Она раскрыла один из своих чемоданов и вынула из маленькой сафьянной шкатулки, в которой лежали разные недорогие и старинные безделушки, оставшиеся ей от матери, смятый лоскуток последнего письма ее отца.
Она села за маленький туалетный стол и прочла бессвязные фразы этого грустного письма, а потом спрятала опять это письмо в шкатулку.
Она поглядела на луг и кустарник. Листья трепетали от тихого апрельского ветерка. Все было тихо в этом простом сельском убежище. Высоко на спокойном небе сияла полная луна из бледного, прозрачного облака.
Красота этой сцены произвела очень сильное впечатление на Элинор Вэн.

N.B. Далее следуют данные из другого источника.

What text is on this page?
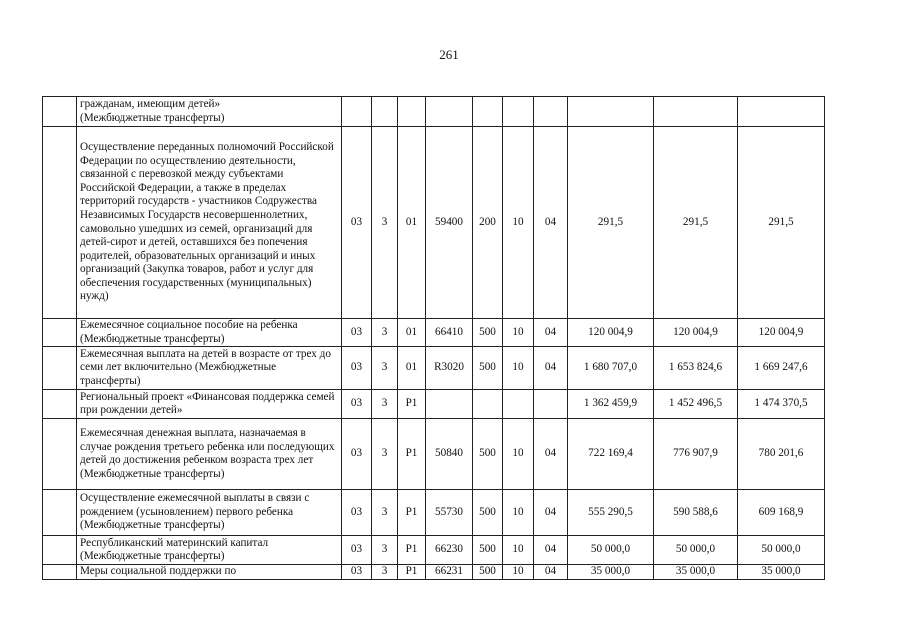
261
	гражданам, имеющим детей»
(Межбюджетные трансферты)										
	Осуществление переданных полномочий Российской Федерации по осуществлению деятельности, связанной с перевозкой между субъектами Российской Федерации, а также в пределах территорий государств - участников Содружества Независимых Государств несовершеннолетних, самовольно ушедших из семей, организаций для детей-сирот и детей, оставшихся без попечения родителей, образовательных организаций и иных организаций (Закупка товаров, работ и услуг для обеспечения государственных (муниципальных) нужд)	03	3	01	59400	200	10	04	291,5	291,5	291,5
	Ежемесячное социальное пособие на ребенка (Межбюджетные трансферты)	03	3	01	66410	500	10	04	120 004,9	120 004,9	120 004,9
	Ежемесячная выплата на детей в возрасте от трех до семи лет включительно (Межбюджетные трансферты)	03	3	01	R3020	500	10	04	1 680 707,0	1 653 824,6	1 669 247,6
	Региональный проект «Финансовая поддержка семей при рождении детей»	03	3	P1					1 362 459,9	1 452 496,5	1 474 370,5
	Ежемесячная денежная выплата, назначаемая в случае рождения третьего ребенка или последующих детей до достижения ребенком возраста трех лет (Межбюджетные трансферты)	03	3	P1	50840	500	10	04	722 169,4	776 907,9	780 201,6
	Осуществление ежемесячной выплаты в связи с рождением (усыновлением) первого ребенка (Межбюджетные трансферты)	03	3	P1	55730	500	10	04	555 290,5	590 588,6	609 168,9
	Республиканский материнский капитал (Межбюджетные трансферты)	03	3	P1	66230	500	10	04	50 000,0	50 000,0	50 000,0
	Меры социальной поддержки по	03	3	P1	66231	500	10	04	35 000,0	35 000,0	35 000,0
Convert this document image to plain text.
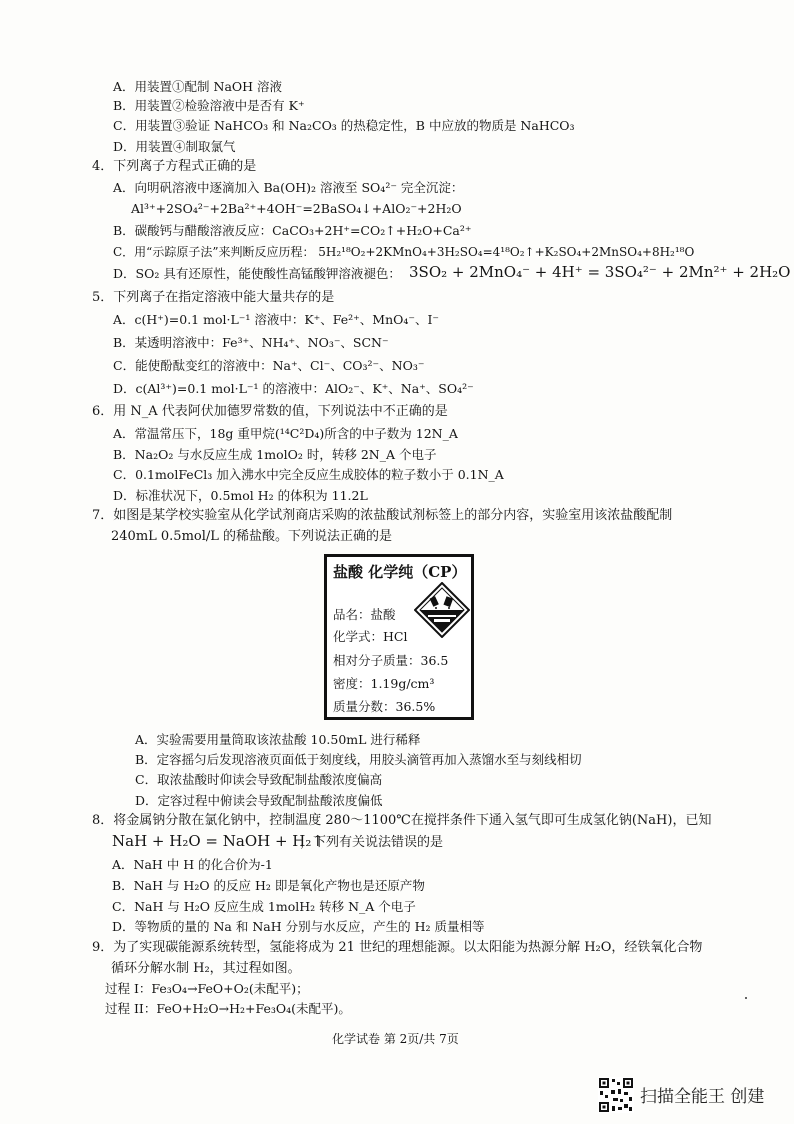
A．用装置①配制 NaOH 溶液
B．用装置②检验溶液中是否有 K⁺
C．用装置③验证 NaHCO₃ 和 Na₂CO₃ 的热稳定性，B 中应放的物质是 NaHCO₃
D．用装置④制取氯气
4．下列离子方程式正确的是
A．向明矾溶液中逐滴加入 Ba(OH)₂ 溶液至 SO₄²⁻ 完全沉淀：
Al³⁺+2SO₄²⁻+2Ba²⁺+4OH⁻=2BaSO₄↓+AlO₂⁻+2H₂O
B．碳酸钙与醋酸溶液反应：CaCO₃+2H⁺=CO₂↑+H₂O+Ca²⁺
C．用“示踪原子法”来判断反应历程： 5H₂¹⁸O₂+2KMnO₄+3H₂SO₄=4¹⁸O₂↑+K₂SO₄+2MnSO₄+8H₂¹⁸O
D．SO₂ 具有还原性，能使酸性高锰酸钾溶液褪色： 3SO₂ + 2MnO₄⁻ + 4H⁺ = 3SO₄²⁻ + 2Mn²⁺ + 2H₂O
5．下列离子在指定溶液中能大量共存的是
A．c(H⁺)=0.1 mol·L⁻¹ 溶液中：K⁺、Fe²⁺、MnO₄⁻、I⁻
B．某透明溶液中：Fe³⁺、NH₄⁺、NO₃⁻、SCN⁻
C．能使酚酞变红的溶液中：Na⁺、Cl⁻、CO₃²⁻、NO₃⁻
D．c(Al³⁺)=0.1 mol·L⁻¹ 的溶液中：AlO₂⁻、K⁺、Na⁺、SO₄²⁻
6．用 N_A 代表阿伏加德罗常数的值，下列说法中不正确的是
A．常温常压下，18g 重甲烷(¹⁴C²D₄)所含的中子数为 12N_A
B．Na₂O₂ 与水反应生成 1molO₂ 时，转移 2N_A 个电子
C．0.1molFeCl₃ 加入沸水中完全反应生成胶体的粒子数小于 0.1N_A
D．标准状况下，0.5mol H₂ 的体积为 11.2L
7．如图是某学校实验室从化学试剂商店采购的浓盐酸试剂标签上的部分内容，实验室用该浓盐酸配制
240mL 0.5mol/L 的稀盐酸。下列说法正确的是
盐酸 化学纯（CP）
品名：盐酸
化学式：HCl
相对分子质量：36.5
密度：1.19g/cm³
质量分数：36.5%
A．实验需要用量筒取该浓盐酸 10.50mL 进行稀释
B．定容摇匀后发现溶液页面低于刻度线，用胶头滴管再加入蒸馏水至与刻线相切
C．取浓盐酸时仰读会导致配制盐酸浓度偏高
D．定容过程中俯读会导致配制盐酸浓度偏低
8．将金属钠分散在氯化钠中，控制温度 280～1100℃在搅拌条件下通入氢气即可生成氢化钠(NaH)，已知
NaH + H₂O = NaOH + H₂↑
，下列有关说法错误的是
A．NaH 中 H 的化合价为-1
B．NaH 与 H₂O 的反应 H₂ 即是氧化产物也是还原产物
C．NaH 与 H₂O 反应生成 1molH₂ 转移 N_A 个电子
D．等物质的量的 Na 和 NaH 分别与水反应，产生的 H₂ 质量相等
9．为了实现碳能源系统转型，氢能将成为 21 世纪的理想能源。以太阳能为热源分解 H₂O，经铁氧化合物
循环分解水制 H₂，其过程如图。
过程 I：Fe₃O₄→FeO+O₂(未配平)；
过程 II：FeO+H₂O→H₂+Fe₃O₄(未配平)。
化学试卷 第 2页/共 7页
扫描全能王 创建
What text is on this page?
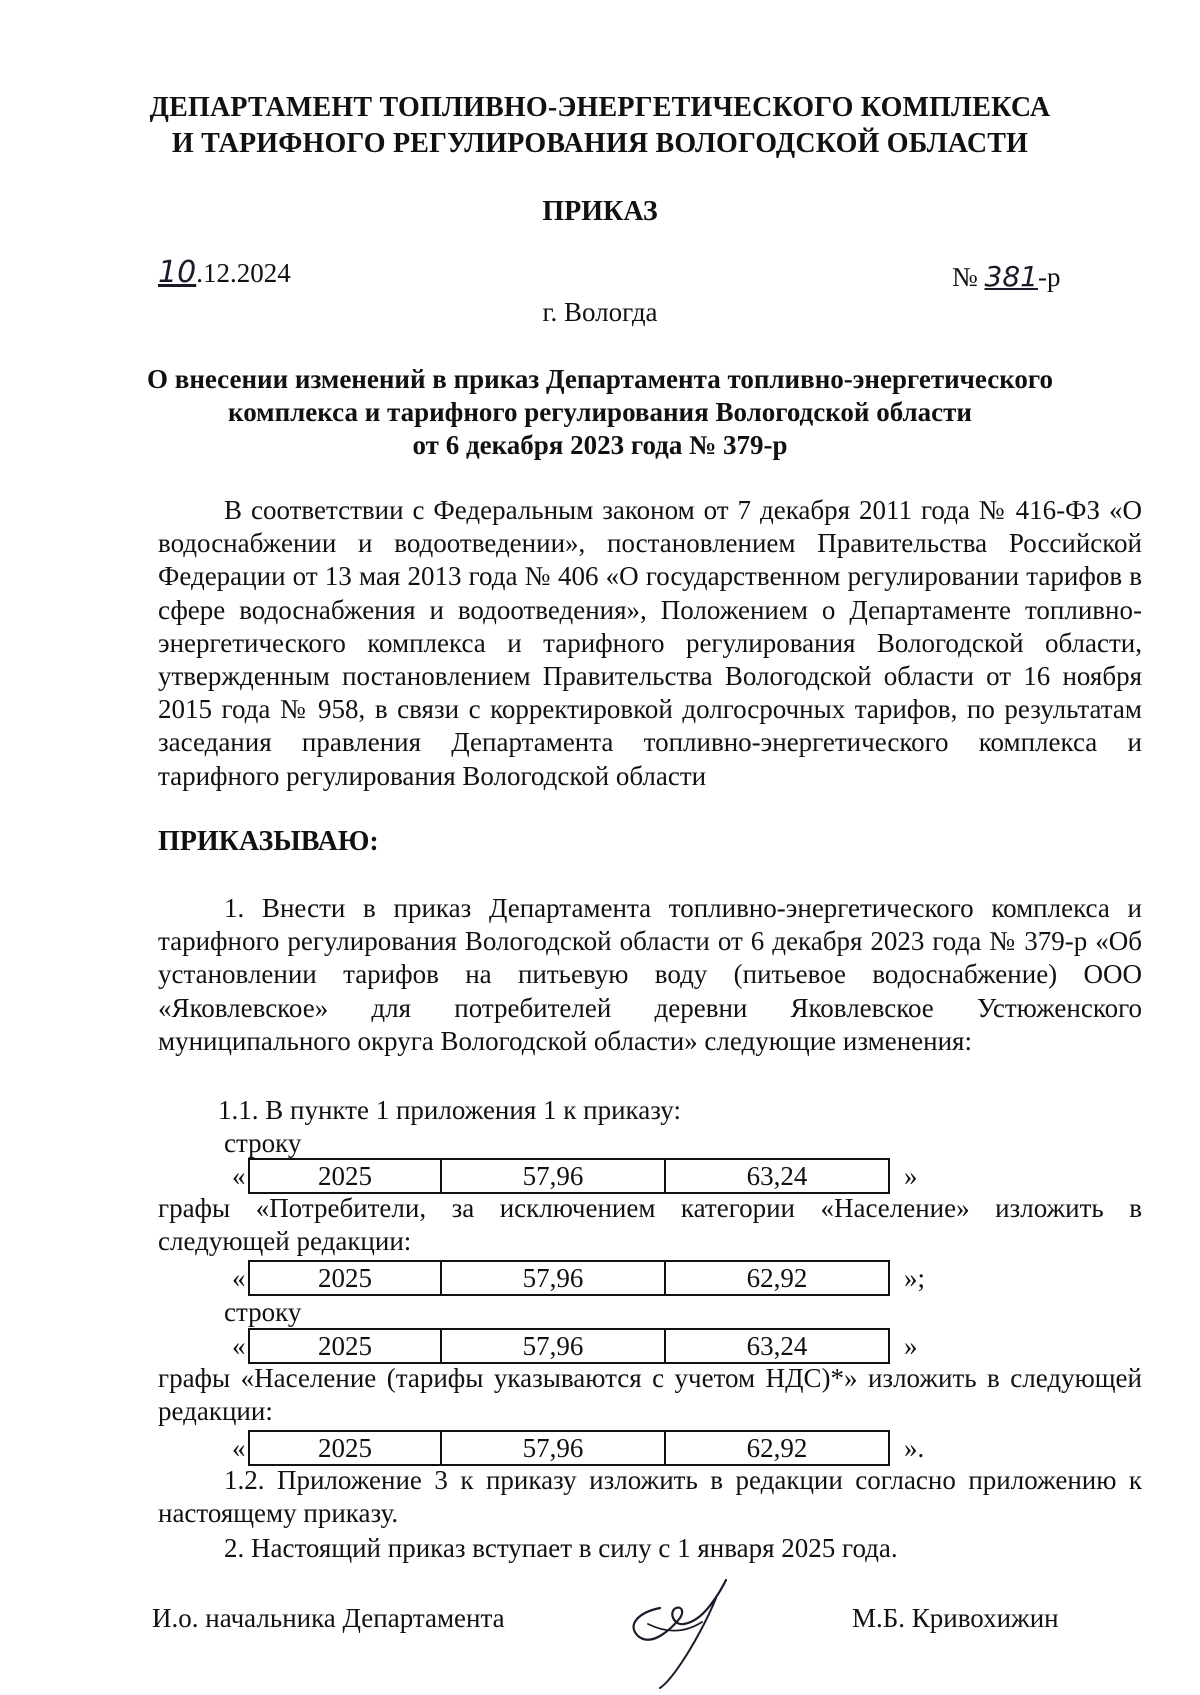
ДЕПАРТАМЕНТ ТОПЛИВНО-ЭНЕРГЕТИЧЕСКОГО КОМПЛЕКСА
И ТАРИФНОГО РЕГУЛИРОВАНИЯ ВОЛОГОДСКОЙ ОБЛАСТИ
ПРИКАЗ
10.12.2024	№ 381-р
г. Вологда
О внесении изменений в приказ Департамента топливно-энергетического
комплекса и тарифного регулирования Вологодской области
от 6 декабря 2023 года № 379-р

В соответствии с Федеральным законом от 7 декабря 2011 года № 416-ФЗ «О водоснабжении и водоотведении», постановлением Правительства Российской Федерации от 13 мая 2013 года № 406 «О государственном регулировании тарифов в сфере водоснабжения и водоотведения», Положением о Департаменте топливно-энергетического комплекса и тарифного регулирования Вологодской области, утвержденным постановлением Правительства Вологодской области от 16 ноября 2015 года № 958, в связи с корректировкой долгосрочных тарифов, по результатам заседания правления Департамента топливно-энергетического комплекса и тарифного регулирования Вологодской области

ПРИКАЗЫВАЮ:

1. Внести в приказ Департамента топливно-энергетического комплекса и тарифного регулирования Вологодской области от 6 декабря 2023 года № 379-р «Об установлении тарифов на питьевую воду (питьевое водоснабжение) ООО «Яковлевское» для потребителей деревни Яковлевское Устюженского муниципального округа Вологодской области» следующие изменения:

1.1. В пункте 1 приложения 1 к приказу:
строку
«	2025	57,96	63,24	»

графы «Потребители, за исключением категории «Население» изложить в следующей редакции:

«	2025	57,96	62,92	»;
строку
«	2025	57,96	63,24	»

графы «Население (тарифы указываются с учетом НДС)*» изложить в следующей редакции:

«	2025	57,96	62,92	».

1.2. Приложение 3 к приказу изложить в редакции согласно приложению к настоящему приказу.

2. Настоящий приказ вступает в силу с 1 января 2025 года.

И.о. начальника Департамента	М.Б. Кривохижин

Окно, из которого она привыкла смотреть в Блумсбери, выходило на двор узкий и грязный, между печальными черными стенами высоких лондонских домов.
«Мне не следовало приезжать сюда, — думала Элинор, — с горечью опуская занавес у окна и закрывая от себя великолепие ночи. — Мне надо было остаться в Лондоне: я могла иметь некоторую надежду встретиться с этим человеком в Лондоне, где всегда случаются странные вещи, но здесь…» Она задумалась. Заключенная в этом тихом сельском убежище, могла ли она иметь какую-нибудь надежду подвинуться хоть на один шаг на той мрачной дороге, по которой она сама назначила себе идти?
Она долго не могла заснуть. Она лежала несколько часов, лихорадочно перевертываясь на своей спокойной постели.
Воспоминания о ее прежней жизни смешивались с мыслью о ее новой будущности. То ее преследовало воспоминание об отце и о его смерти, то ей представлялся Гэзльуд, седые волосы и проницательные глаза вдовы и портрет Ланцелота Дэррелля.